If the term is unfamiliar, that's no surprise. "When I began working on mitochondrial disease back in the '80s," says Shoffner, "people were still arguing over whether it even existed." Nobody is arguing about that anymore. In fact, doctors have now identified hundreds of different subtypes of the disorder. What they all have in common is a malfunction of the mitochondria--tiny substructures, or organelles, found inside every cell in the body. Their job is to convert food into a chemical called ATP that cells use for energy. When they go bad, all sorts of havoc is wreaked on the body. Depending on which types of cells are affected, mitochondrial disease can cause muscle wasting, nerve damage, seizures, stroke, blindness, deafness and more.

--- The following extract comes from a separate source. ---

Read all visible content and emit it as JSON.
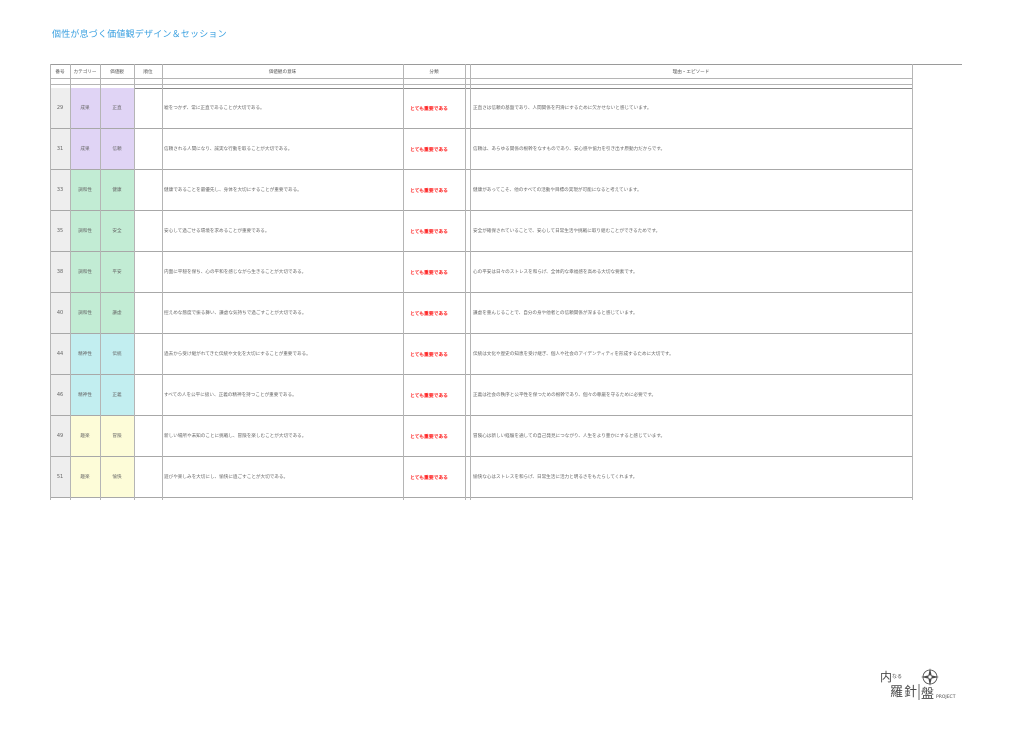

Officially, as many as 2 million Americans suffer from mitochondrial disease. But because defects in the mitochondria may underlie an astonishing range of very familiar illnesses, researchers are beginning to suspect that the real number is vastly higher. In the past few weeks alone, reports have come out in Cell, Nature and the Journal of Neuroscience implicating the mitochondria as factors in diseases such as Alzheimer's and Parkinson's. Indeed, says Dr. Vamsi Mootha, a Harvard Medical School researcher who won a MacArthur Foundation "genius" grant in 2004 for his work on mitochondria, "it looks like they're really important in diabetes, hypertension and many other common diseases--even in the aging process itself."